I couldn't find any information in the documentation of rapidminer. I have a data set with the following attributes:
a,b,c,d,e
.
The types are: numerical
, binomial
, binomial
, binomial
, binomial
.
Binomial values are given as {true, false}
.
The last one is the label I want to be able to predict. So the value to predict is a true/false decision. I understand that I have to use logistic regression for that.
My module chain looks like this.
Read CSV -> Set Role -> Nominal To Binary -> Classification by Regression
Set Role
: I can only set one attribute as the predictor attribute. How can I set all other input attributes as predictor attribute too?
Nominal to Binary
: The binomial values are given as Strings "true" and "false". That's why I do the conversion here.
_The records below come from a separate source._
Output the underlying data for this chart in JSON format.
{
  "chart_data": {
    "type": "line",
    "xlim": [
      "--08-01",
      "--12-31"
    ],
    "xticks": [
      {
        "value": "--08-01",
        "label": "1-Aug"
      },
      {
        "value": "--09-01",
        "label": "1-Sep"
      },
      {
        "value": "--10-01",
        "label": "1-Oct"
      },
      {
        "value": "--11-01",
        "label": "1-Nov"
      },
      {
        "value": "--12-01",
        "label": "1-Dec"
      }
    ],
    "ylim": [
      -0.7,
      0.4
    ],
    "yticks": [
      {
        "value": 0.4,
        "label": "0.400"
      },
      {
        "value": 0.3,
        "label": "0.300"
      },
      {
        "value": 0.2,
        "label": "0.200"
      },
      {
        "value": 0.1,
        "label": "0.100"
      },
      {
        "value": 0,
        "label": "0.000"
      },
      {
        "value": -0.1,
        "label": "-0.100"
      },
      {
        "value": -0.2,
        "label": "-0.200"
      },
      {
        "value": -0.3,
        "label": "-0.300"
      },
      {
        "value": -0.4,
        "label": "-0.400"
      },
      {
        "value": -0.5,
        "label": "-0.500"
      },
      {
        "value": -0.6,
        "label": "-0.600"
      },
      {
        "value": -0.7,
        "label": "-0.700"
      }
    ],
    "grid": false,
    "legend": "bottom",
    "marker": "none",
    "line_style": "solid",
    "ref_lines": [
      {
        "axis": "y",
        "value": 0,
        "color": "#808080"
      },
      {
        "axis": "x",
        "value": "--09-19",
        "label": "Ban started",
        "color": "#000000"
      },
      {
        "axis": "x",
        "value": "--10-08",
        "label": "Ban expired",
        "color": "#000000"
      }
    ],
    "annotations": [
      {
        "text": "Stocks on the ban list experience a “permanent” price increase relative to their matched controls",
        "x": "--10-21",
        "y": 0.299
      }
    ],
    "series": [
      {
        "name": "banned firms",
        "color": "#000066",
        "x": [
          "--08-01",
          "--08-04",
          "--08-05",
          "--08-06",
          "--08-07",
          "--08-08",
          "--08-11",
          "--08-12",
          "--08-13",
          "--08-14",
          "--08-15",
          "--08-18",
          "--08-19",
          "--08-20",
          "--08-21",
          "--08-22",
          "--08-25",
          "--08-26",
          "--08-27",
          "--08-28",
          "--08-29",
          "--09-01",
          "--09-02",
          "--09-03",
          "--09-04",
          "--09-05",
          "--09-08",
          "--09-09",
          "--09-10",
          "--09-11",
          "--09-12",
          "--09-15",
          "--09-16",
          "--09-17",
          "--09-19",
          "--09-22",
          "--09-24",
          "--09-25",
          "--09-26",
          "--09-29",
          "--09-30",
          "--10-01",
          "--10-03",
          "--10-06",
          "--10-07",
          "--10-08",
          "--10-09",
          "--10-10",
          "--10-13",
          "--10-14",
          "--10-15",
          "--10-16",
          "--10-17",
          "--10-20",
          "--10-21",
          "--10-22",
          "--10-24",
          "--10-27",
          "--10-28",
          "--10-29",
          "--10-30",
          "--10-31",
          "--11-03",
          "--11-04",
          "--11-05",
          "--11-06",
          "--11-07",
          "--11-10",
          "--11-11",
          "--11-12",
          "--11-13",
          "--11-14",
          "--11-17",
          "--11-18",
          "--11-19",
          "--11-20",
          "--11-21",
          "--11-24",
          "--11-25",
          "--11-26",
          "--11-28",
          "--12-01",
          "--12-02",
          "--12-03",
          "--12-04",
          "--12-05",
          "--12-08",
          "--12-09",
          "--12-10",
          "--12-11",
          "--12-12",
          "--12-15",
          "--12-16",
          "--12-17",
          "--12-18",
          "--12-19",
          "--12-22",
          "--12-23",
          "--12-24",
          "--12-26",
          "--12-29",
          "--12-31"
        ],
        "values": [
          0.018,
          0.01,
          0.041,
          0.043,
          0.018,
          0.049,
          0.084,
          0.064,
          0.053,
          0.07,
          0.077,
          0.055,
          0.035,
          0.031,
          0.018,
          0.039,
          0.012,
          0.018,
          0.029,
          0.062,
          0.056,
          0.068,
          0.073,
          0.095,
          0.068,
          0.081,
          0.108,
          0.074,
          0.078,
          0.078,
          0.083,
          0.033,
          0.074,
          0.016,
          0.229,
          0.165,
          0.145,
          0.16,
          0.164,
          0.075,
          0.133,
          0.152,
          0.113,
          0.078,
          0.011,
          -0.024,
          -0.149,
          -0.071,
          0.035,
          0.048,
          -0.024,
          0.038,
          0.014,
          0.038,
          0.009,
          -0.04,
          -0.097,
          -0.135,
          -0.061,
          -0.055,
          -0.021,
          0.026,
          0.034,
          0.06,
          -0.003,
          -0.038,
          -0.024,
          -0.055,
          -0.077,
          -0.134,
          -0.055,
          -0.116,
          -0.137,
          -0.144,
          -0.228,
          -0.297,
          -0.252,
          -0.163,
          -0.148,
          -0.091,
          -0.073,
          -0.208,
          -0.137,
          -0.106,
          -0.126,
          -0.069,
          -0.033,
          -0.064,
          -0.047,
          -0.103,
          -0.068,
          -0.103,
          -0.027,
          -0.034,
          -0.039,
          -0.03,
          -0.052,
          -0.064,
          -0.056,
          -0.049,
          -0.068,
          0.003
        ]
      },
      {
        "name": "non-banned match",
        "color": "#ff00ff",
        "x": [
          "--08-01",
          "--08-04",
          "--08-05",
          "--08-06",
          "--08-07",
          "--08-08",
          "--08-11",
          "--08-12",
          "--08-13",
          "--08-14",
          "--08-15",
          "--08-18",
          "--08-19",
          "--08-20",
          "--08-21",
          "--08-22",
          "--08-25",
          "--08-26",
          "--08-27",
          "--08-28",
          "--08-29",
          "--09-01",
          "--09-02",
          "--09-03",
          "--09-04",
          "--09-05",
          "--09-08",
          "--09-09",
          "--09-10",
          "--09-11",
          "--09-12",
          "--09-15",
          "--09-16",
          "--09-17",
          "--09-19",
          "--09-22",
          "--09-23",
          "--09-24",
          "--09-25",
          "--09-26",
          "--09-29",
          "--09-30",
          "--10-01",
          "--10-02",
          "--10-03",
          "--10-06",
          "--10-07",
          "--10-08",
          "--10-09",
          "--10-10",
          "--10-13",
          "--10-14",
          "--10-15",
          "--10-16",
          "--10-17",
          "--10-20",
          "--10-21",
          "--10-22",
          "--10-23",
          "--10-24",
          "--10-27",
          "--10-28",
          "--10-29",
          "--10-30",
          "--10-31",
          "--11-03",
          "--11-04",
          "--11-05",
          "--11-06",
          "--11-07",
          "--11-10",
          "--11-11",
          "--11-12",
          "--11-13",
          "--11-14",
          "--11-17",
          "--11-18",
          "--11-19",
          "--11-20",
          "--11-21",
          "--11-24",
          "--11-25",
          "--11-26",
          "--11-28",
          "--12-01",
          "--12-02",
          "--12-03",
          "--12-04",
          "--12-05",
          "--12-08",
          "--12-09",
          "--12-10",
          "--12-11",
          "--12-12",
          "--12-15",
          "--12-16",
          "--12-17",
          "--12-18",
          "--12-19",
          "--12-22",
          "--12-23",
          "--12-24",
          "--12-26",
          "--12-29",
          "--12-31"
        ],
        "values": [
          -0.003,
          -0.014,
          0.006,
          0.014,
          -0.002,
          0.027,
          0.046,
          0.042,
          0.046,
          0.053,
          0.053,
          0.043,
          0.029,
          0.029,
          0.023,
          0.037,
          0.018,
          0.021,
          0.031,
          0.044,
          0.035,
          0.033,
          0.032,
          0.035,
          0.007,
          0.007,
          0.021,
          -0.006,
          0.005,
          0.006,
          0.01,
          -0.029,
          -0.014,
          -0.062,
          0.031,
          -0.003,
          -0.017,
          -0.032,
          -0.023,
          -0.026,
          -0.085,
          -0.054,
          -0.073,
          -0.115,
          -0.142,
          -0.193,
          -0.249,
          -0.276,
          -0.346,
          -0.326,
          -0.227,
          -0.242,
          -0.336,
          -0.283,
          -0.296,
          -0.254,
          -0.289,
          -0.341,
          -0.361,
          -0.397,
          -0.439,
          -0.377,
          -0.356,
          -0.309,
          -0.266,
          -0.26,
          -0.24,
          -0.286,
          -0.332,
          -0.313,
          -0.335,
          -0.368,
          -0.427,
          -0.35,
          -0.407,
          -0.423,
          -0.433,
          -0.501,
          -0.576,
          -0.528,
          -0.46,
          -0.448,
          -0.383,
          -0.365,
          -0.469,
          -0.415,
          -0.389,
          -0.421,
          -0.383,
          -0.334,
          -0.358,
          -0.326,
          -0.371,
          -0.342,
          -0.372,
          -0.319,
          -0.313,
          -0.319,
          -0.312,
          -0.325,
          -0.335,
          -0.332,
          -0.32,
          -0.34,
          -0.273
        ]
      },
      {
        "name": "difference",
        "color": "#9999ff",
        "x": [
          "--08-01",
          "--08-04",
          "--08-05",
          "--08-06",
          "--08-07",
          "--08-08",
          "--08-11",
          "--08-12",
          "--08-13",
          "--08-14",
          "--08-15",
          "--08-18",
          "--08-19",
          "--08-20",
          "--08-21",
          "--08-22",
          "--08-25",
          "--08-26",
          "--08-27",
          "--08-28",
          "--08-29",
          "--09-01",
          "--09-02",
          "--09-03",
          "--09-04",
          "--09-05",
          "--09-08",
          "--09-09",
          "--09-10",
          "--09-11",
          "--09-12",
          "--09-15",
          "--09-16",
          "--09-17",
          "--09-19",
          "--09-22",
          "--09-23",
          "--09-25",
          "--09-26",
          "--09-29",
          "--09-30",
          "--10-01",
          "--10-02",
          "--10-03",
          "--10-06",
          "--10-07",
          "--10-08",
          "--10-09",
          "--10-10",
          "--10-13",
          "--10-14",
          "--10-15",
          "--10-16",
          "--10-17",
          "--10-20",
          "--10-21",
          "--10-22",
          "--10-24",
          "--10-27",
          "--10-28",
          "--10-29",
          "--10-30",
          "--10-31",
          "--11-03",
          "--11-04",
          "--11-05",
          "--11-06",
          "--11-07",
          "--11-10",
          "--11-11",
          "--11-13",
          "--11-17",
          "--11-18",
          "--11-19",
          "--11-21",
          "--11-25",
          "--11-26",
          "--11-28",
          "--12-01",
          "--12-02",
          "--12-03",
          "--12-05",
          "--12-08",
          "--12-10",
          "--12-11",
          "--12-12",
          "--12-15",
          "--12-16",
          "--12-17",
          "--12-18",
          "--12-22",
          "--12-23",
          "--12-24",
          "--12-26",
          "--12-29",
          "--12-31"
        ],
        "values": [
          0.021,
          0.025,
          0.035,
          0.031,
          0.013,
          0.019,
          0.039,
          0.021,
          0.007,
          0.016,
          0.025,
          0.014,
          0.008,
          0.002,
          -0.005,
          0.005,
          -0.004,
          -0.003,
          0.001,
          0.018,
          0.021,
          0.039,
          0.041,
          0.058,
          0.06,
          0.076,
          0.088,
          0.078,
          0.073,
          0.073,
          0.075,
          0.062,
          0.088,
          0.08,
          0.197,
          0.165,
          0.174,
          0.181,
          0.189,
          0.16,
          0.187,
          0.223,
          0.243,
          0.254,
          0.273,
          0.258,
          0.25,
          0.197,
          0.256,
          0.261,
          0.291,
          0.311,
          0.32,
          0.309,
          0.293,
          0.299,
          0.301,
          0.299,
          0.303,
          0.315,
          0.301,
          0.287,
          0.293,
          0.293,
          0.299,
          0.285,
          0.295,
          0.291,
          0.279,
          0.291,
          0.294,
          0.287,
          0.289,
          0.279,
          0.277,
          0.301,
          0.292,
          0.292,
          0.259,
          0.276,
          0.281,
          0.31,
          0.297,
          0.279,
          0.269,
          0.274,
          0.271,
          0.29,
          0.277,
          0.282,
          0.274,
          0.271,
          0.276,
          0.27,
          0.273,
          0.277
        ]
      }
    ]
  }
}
The output for MultiModelByRegression is:
MultiModelByRegression (prediction model for label is_helpful)
16.889 * b ^ 1.000
+ 9.553 * c ^ 2.000
+ 0.102 * a ^ 1.000
- 71.438
76.078 * b ^ 4.000
+ 38.618 * c ^ 1.000
+ 0.082 * a ^ 1.000
- 88.701
The Performance Vector Output
is:
true false true true class precision
pred. false 2706 129 95.45%
pred. true 636 40 5.92%
class recall 80.97% 23.67%
I know how to interpret the above.
All of this is done with the training set, which is already labelled with the correct classes. How do I apply the test set at this point? I suppose I need the test set to somehow evaluate the results of my classifier, right? Anyway, I am really confused here and I would appreciate any kind of help.